The irreconcilable tension (that isn’t)

Is the conflict between command completion and local path completion actually irreconcilable? It isn’t. The _time_zone completer proves the design pattern: it only fires in the value position after TZ=, not everywhere. It knows its scope. The AWS completer fires on every argument position and assumes every tab is asking about AWS — it doesn’t know when to shut up.

The AWS completer feels like an oversized car parked across three handicapped spots while blocking the exits. The fix isn’t hard. If the current argument looks like a local path — starts with ., /, ~, or contains a / — yield to _files. Better yet: if I type z[tab] and there’s a file called zones.csv in my working directory, show it alongside the AWS subcommands. Don’t make me fully qualify the path just to get local files into the menu. If you’re going to claim every completion opportunity in your zip code, you’re also responsible for contextual awareness of what the user might want. Or you can just get out of the way. The timezone completer does less, and that’s why it’s elegant. It walks a directory tree that’s already there and presents it as a self-revealing affordance. Each tab unfolds the next layer. You don’t have to memorize anything. You unwrap it.

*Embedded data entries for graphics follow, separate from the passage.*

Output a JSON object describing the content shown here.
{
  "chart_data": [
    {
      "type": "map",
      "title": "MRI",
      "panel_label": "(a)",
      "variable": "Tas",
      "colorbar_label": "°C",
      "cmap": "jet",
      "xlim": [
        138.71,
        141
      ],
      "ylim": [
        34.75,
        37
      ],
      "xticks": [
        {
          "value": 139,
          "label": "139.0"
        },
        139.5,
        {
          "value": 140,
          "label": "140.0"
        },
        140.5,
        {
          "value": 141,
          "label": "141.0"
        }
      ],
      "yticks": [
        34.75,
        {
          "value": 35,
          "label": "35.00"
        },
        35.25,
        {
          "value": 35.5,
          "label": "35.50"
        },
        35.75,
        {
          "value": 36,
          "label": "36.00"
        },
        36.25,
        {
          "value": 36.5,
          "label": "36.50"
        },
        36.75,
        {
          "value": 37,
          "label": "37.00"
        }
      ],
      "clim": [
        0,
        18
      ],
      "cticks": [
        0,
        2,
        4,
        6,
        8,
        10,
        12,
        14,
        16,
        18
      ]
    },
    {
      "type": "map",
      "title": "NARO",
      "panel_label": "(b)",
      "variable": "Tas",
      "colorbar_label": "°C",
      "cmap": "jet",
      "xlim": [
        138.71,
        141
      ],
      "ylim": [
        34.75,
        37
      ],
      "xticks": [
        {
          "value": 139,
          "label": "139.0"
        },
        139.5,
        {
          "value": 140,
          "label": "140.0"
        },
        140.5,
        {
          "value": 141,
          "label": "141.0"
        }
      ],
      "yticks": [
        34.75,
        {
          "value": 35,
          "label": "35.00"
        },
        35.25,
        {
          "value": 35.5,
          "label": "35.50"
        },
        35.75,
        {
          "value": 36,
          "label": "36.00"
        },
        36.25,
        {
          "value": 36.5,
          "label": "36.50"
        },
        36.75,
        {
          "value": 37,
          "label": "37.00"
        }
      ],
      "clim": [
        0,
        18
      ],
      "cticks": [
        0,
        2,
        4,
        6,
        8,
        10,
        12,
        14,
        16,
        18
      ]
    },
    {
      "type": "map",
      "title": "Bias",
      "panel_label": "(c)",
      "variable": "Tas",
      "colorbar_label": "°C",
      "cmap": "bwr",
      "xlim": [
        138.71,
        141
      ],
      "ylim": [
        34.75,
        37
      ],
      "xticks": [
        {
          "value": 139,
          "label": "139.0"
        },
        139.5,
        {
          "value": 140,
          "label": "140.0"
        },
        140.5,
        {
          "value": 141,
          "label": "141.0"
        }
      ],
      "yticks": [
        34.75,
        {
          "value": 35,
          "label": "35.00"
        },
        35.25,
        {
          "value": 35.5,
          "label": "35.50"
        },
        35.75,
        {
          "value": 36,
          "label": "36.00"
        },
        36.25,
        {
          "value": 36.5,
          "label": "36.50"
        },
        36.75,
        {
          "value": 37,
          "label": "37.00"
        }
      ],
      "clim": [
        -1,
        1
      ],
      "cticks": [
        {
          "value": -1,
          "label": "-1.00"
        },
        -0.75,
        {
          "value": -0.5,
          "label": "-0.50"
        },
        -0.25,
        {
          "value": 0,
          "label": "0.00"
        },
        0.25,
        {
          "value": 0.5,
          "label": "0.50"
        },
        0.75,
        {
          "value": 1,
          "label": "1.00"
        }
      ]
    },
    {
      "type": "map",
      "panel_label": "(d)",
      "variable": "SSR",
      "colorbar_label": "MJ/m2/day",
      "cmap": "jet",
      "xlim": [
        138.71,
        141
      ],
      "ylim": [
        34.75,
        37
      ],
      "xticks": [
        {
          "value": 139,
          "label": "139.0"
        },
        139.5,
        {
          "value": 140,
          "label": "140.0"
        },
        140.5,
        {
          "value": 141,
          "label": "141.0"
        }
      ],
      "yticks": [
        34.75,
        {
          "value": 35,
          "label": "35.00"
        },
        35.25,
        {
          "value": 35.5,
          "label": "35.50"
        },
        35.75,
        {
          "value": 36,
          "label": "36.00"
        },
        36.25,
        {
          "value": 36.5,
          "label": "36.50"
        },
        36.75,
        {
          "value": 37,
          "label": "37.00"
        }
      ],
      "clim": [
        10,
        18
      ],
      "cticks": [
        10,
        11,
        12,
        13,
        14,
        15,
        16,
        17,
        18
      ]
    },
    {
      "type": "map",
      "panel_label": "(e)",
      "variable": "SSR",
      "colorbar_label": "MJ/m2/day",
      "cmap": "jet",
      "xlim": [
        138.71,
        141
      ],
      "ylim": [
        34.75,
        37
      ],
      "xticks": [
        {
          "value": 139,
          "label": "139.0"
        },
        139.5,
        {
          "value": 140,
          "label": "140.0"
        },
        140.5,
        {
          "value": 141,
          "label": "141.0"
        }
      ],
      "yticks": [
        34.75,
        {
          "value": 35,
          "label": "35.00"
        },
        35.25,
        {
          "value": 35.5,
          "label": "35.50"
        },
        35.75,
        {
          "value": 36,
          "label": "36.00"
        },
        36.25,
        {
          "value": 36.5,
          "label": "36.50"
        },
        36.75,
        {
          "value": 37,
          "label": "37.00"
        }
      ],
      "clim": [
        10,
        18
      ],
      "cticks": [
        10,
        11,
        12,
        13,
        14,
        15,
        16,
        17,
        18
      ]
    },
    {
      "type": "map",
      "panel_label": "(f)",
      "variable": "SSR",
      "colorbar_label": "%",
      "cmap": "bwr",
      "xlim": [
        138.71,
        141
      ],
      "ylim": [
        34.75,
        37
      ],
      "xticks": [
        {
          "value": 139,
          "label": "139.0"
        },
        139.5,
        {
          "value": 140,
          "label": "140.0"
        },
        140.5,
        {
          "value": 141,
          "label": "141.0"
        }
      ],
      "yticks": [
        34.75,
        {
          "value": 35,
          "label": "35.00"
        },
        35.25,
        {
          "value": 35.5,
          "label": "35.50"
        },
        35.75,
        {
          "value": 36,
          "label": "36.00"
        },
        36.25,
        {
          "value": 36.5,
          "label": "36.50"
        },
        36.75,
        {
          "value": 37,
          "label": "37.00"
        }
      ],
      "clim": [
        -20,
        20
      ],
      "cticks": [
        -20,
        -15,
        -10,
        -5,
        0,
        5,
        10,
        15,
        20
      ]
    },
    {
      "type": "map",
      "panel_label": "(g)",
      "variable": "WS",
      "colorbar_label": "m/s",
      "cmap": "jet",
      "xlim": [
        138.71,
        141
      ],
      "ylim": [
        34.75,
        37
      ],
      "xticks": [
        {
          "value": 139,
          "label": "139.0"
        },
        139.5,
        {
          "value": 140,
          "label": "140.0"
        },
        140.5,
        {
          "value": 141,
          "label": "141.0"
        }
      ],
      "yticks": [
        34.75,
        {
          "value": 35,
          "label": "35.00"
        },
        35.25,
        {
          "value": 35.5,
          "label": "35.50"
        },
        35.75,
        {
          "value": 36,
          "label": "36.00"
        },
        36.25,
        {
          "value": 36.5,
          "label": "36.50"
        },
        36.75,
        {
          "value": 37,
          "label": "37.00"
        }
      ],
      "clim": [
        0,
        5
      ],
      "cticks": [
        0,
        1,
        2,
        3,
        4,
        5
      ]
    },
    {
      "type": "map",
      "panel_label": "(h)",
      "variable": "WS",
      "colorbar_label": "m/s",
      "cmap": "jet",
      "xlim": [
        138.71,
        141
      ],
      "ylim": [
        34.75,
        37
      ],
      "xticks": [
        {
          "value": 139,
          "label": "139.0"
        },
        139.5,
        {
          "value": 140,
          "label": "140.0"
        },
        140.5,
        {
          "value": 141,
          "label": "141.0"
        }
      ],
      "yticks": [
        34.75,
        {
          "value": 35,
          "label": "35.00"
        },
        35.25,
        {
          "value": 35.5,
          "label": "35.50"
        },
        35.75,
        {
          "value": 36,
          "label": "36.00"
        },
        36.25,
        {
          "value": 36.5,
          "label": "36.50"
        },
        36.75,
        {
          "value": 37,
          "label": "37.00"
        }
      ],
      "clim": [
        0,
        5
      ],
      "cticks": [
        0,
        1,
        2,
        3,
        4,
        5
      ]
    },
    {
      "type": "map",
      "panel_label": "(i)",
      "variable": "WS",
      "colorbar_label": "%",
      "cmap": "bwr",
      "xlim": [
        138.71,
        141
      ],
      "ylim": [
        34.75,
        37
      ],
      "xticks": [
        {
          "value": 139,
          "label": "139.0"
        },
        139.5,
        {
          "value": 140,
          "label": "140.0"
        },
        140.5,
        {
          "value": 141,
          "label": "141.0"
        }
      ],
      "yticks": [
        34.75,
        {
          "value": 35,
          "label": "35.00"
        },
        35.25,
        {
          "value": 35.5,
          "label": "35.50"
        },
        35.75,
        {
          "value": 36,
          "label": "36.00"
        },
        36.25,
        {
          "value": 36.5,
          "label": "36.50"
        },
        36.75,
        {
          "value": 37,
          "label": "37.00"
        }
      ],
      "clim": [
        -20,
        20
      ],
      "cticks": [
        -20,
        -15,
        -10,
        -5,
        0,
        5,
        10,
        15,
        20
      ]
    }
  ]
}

The difference between a bad completer and a good one isn’t performance. It’s whether the completer respects what you’re actually trying to do next. The AWS completer assumes you need AWS. The timezone completer assumes you need a word. One is a product that hogs the stage. The other is a tool that keeps moving and gets out of the way.

Zsh completers are ancient protagonist support, made of ambient vocabulary imputation. The shell already knew the words. It was waiting for me to ask.